When she asked the woman what the parasympathetic nervous system was, the healer placed my friend’s feet into a basin of warm water. And at that moment, my friend sighed in relief, in relaxation, in momentary bliss. That sigh is the parasympathetic nervous system, said the healer. It is that sigh that needs to be nurtured in you. It is the sigh that will, when nurtured, nurture you in return.

the breath inward

In the simplest terms, the sympathetic nervous system is what we use in action, in fight-or-flight. It is the constriction of our organs, the breath inward, the gathering of blood, cells and breath to fight the daily fight of living and doing. The parasympathetic nervous system is the release: the exhalation, the relaxing of organs, the allowing of the tension to flow out and to dissipate. It is the sigh of relief.  This story affected me greatly: how many of us are caught up in our daily demands, ruled by the sympathetic nervous system? How many of us go for twelve hours straight before we sit down and think “my feet! I haven’t sat down all day?” How many of us lay down in bed at the end of the night and feel our entire bodies pulse as they struggle to realign with the messages of relaxation, of sleep?

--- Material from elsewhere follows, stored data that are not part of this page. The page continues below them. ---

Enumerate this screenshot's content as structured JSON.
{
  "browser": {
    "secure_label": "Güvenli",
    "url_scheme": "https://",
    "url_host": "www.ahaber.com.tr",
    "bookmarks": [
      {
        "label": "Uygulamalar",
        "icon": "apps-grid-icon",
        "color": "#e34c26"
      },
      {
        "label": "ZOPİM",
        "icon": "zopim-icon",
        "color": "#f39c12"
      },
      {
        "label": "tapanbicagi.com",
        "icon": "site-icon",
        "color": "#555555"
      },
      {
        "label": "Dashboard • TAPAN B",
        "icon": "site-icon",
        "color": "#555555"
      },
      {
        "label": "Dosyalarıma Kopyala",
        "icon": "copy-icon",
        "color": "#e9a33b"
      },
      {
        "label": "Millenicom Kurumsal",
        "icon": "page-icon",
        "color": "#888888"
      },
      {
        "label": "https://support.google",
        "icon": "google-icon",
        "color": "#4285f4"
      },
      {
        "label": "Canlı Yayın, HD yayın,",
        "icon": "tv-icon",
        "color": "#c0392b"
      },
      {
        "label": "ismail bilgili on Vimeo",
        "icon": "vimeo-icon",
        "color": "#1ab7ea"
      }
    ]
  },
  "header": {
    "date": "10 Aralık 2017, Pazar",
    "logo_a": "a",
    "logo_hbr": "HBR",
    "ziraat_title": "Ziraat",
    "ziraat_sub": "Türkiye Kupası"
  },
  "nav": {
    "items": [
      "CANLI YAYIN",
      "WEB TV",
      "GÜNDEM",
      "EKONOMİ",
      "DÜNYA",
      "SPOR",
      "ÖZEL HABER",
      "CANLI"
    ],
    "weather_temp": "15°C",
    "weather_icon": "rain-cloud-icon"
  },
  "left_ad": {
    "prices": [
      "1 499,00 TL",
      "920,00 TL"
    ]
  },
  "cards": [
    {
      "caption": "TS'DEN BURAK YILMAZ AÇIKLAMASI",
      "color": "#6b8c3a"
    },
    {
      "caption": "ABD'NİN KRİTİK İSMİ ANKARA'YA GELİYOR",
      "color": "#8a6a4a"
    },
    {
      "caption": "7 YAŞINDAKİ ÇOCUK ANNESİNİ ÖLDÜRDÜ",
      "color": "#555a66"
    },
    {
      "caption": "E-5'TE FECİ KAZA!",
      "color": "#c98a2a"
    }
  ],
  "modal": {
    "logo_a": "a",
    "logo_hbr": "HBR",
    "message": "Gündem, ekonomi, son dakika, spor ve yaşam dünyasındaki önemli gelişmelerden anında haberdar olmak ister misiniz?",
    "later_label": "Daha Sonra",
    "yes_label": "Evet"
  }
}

I look around and I know that so many of us struggle for the balance here, that so many of us need to nourish this part in a world that feeds the ravenous culture of busy. How can we nourish the sigh of relief, how can we cultivate it? How can we create a daily practice that feeds this moment, the ahhhhhh that comes when our body is allowed to relax, to be still, to let go of all that we hold in every cell, every muscle, every movement?

That day in the room with my friend, she gifted me so much. Her spirit shone, her love was pure. Illness and dis-ease can clear away anything that gets in the way of purity, and this is what I experienced with her: love and truth. In her journey, she held on to what was important to her, she steered her ship into waters that called to her. She chose a path that would nurture her, even when the journey meant the end (here, in this body).

When I look up the etymology of “healing,” I find that it relates to the word “whole.” My friend did not “heal” in the sense of repairing her body. But I truly believe that she restored her wholeness. I also know without a doubt that she left me with the gift of how I can be whole, how I can nurture myself and listen to the quiet whispers of what I really need. Her gifts are countless, and as I gather them into the basket of my heart, I feel grateful—I feel whole.